Viruses are small infectious agents that can only replicate inside living organisms.

  • Small
    • An average viral agent is 1/100 the size of an average bacterial particle.
    • To put it into prospective they are so small that you can’t even see them with normal microscopes.
  • Shapes
    • From GSCE bio I remember them looking kind of like a retro video game character with wiry legs and what not.
    • But they actually come in lots of different shapes and sizes (some are pretty amazing and beautiful).
  • Two parts (most viruses are made out of two main parts)
    • Genetic material made from DNA and RNA (long molecules that carry genetic information).
    • Protein coat
      • This protects the genetic material
  • Dependent
    • They are dependent on other living organisms to reproduce as they have no cellular structure - this is why they are often referred to as being on the edge of life
    • Viruses need to use parts from the cells of hosts (people, animals and plants) in order to produce new products for themselves. Often when they infect host cells they burst the cell killing it in order to:
  • Spread
    • They spread much like bacteria and in many different ways. Here are some examples of viruses and how they pass on from one person or animal to the next
      • Blood
        • Malaria (via host mosquitoes)
        • HIV
      • Snot
        • Flu
      • Spit (a good old snog can do it)
        • Glandular fever
      • Poo (failing to wash hands properly)
        • Norovirus

How Viruses Work

Viruses have a fairly complex life cycle as they are forced to take over a host cell

  1. To start off they have to get into your body somehow
    • As you saw above this can come from you eating something that contains a virus, getting a bug bite or breathing in a virus from somewhere
  2. Once in your body the virus will attach itself to a receptor one of your cells
    • As the receptors are pretty specific, viruses often attack a specific type of cell in your body
  3. Once it has attached itself to cell it will penetrate the member in order to get access to the cell
  4. It then goes through a process of “uncoating” in which it releases its genetic material into the cell
  5. The virus then uses building blocks from the cell to replicate its genetic material in the replication stage
  6. Finally in the release stage the virus makes a break for it. It will either burst the cell to escape and infect another cell or it may turn malignant (make the cell reproduce out of control)

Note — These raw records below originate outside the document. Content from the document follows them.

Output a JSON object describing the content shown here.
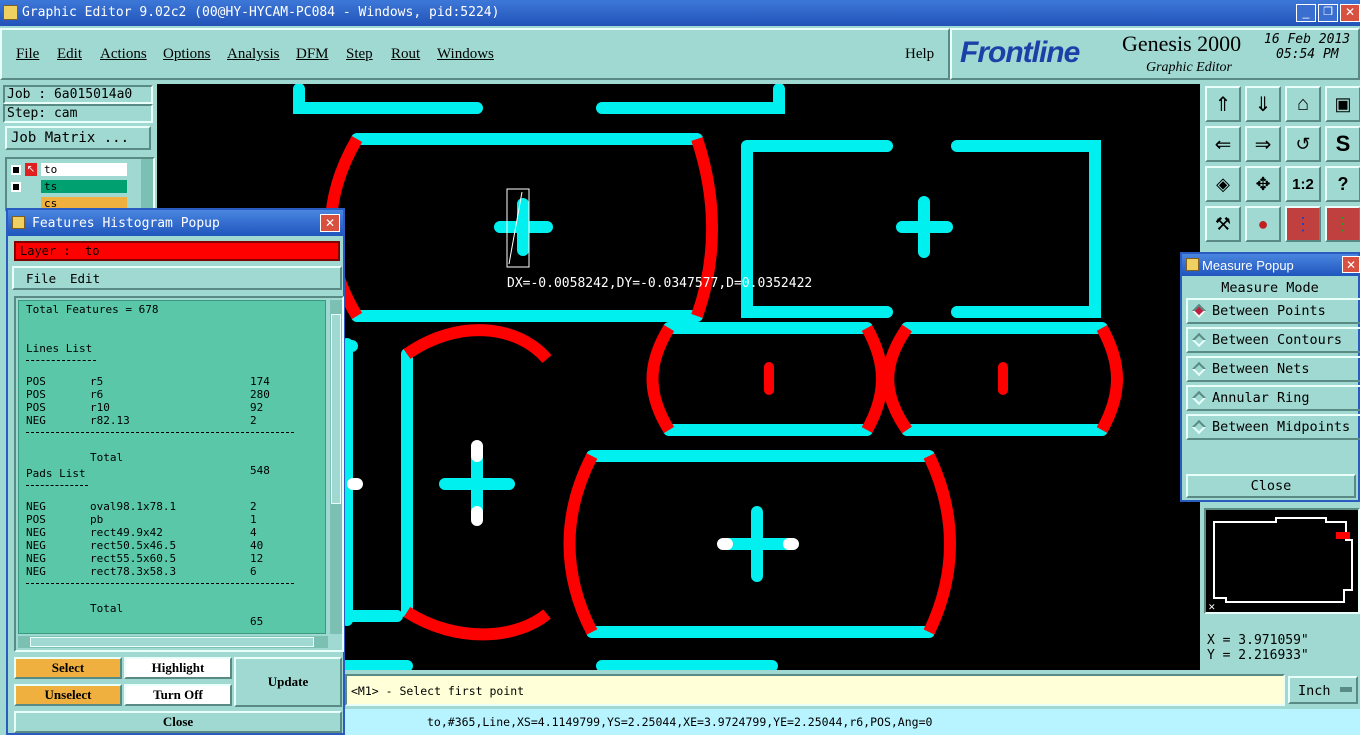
{
  "window": {
    "title": "Graphic Editor 9.02c2 (00@HY-HYCAM-PC084 - Windows, pid:5224)"
  },
  "menu": {
    "items": [
      "File",
      "Edit",
      "Actions",
      "Options",
      "Analysis",
      "DFM",
      "Step",
      "Rout",
      "Windows"
    ],
    "help": "Help"
  },
  "brand": {
    "logo": "Frontline",
    "product": "Genesis 2000",
    "subtitle": "Graphic Editor",
    "date": "16 Feb 2013",
    "time": "05:54 PM"
  },
  "left_panel": {
    "job": "Job : 6a015014a0",
    "step": "Step: cam",
    "job_matrix": "Job Matrix ...",
    "layers": [
      {
        "name": "to",
        "color": "#ffffff"
      },
      {
        "name": "ts",
        "color": "#00a070"
      },
      {
        "name": "cs",
        "color": "#f0b040"
      }
    ]
  },
  "histogram": {
    "title": "Features Histogram Popup",
    "layer_label": "Layer :  to",
    "menu": [
      "File",
      "Edit"
    ],
    "total_features": "Total Features = 678",
    "lines_heading": "Lines List",
    "lines": [
      {
        "pol": "POS",
        "sym": "r5",
        "count": "174"
      },
      {
        "pol": "POS",
        "sym": "r6",
        "count": "280"
      },
      {
        "pol": "POS",
        "sym": "r10",
        "count": "92"
      },
      {
        "pol": "NEG",
        "sym": "r82.13",
        "count": "2"
      }
    ],
    "lines_total_label": "Total",
    "lines_total": "548",
    "pads_heading": "Pads List",
    "pads": [
      {
        "pol": "NEG",
        "sym": "oval98.1x78.1",
        "count": "2"
      },
      {
        "pol": "POS",
        "sym": "pb",
        "count": "1"
      },
      {
        "pol": "NEG",
        "sym": "rect49.9x42",
        "count": "4"
      },
      {
        "pol": "NEG",
        "sym": "rect50.5x46.5",
        "count": "40"
      },
      {
        "pol": "NEG",
        "sym": "rect55.5x60.5",
        "count": "12"
      },
      {
        "pol": "NEG",
        "sym": "rect78.3x58.3",
        "count": "6"
      }
    ],
    "pads_total_label": "Total",
    "pads_total": "65",
    "buttons": {
      "select": "Select",
      "highlight": "Highlight",
      "update": "Update",
      "unselect": "Unselect",
      "turn_off": "Turn Off",
      "close": "Close"
    }
  },
  "measure": {
    "title": "Measure Popup",
    "mode_label": "Measure Mode",
    "modes": [
      "Between Points",
      "Between Contours",
      "Between Nets",
      "Annular Ring",
      "Between Midpoints"
    ],
    "selected_mode": "Between Points",
    "close": "Close"
  },
  "canvas": {
    "measure_readout": "DX=-0.0058242,DY=-0.0347577,D=0.0352422"
  },
  "coords": {
    "x": "X = 3.971059\"",
    "y": "Y = 2.216933\""
  },
  "status": {
    "prompt": "<M1> - Select first point",
    "units": "Inch",
    "feature_info": "to,#365,Line,XS=4.1149799,YS=2.25044,XE=3.9724799,YE=2.25044,r6,POS,Ang=0"
  },
  "colors": {
    "cyan": "#00f0f0",
    "red": "#ff0000",
    "panel": "#9fd9d1",
    "list_bg": "#5ac8a8"
  }
}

Symptoms of viruses can vary on what type of virus is affecting the body. Obviously you’re not going to be feeling too well, but some general symptoms to looks out for are:

  • Flu-like symptoms, runny nose, headache, fever, sore throat.
  • Feeling generally ill, run down and irritable.
  • Unexplained weight loss
  • Swollen tonsils

Treatment and Prevention

Your body is pretty bad ass and it can fight off a lot of viruses by itself. In fact in most cases it is forced to. There are no “cures” for viruses, though there has been an increase the production of anti-viral medications such as malaria pills. Viruses are just really hard to treat as they are so small and they hang out inside your cells. The most effective defense against viruses are vaccines:

  • Vaccines work by giving you a very weak strain of the virus, one that your body can fight off without you even noticing
  • It gives your body the practice for when the real virus comes along and leaves behind specific  antibodies in your blood ready to react at the first sign of a new attack

Antibiotics are not effective against viruses. They are developed to fight bacterial infections and they don’t work against these guys.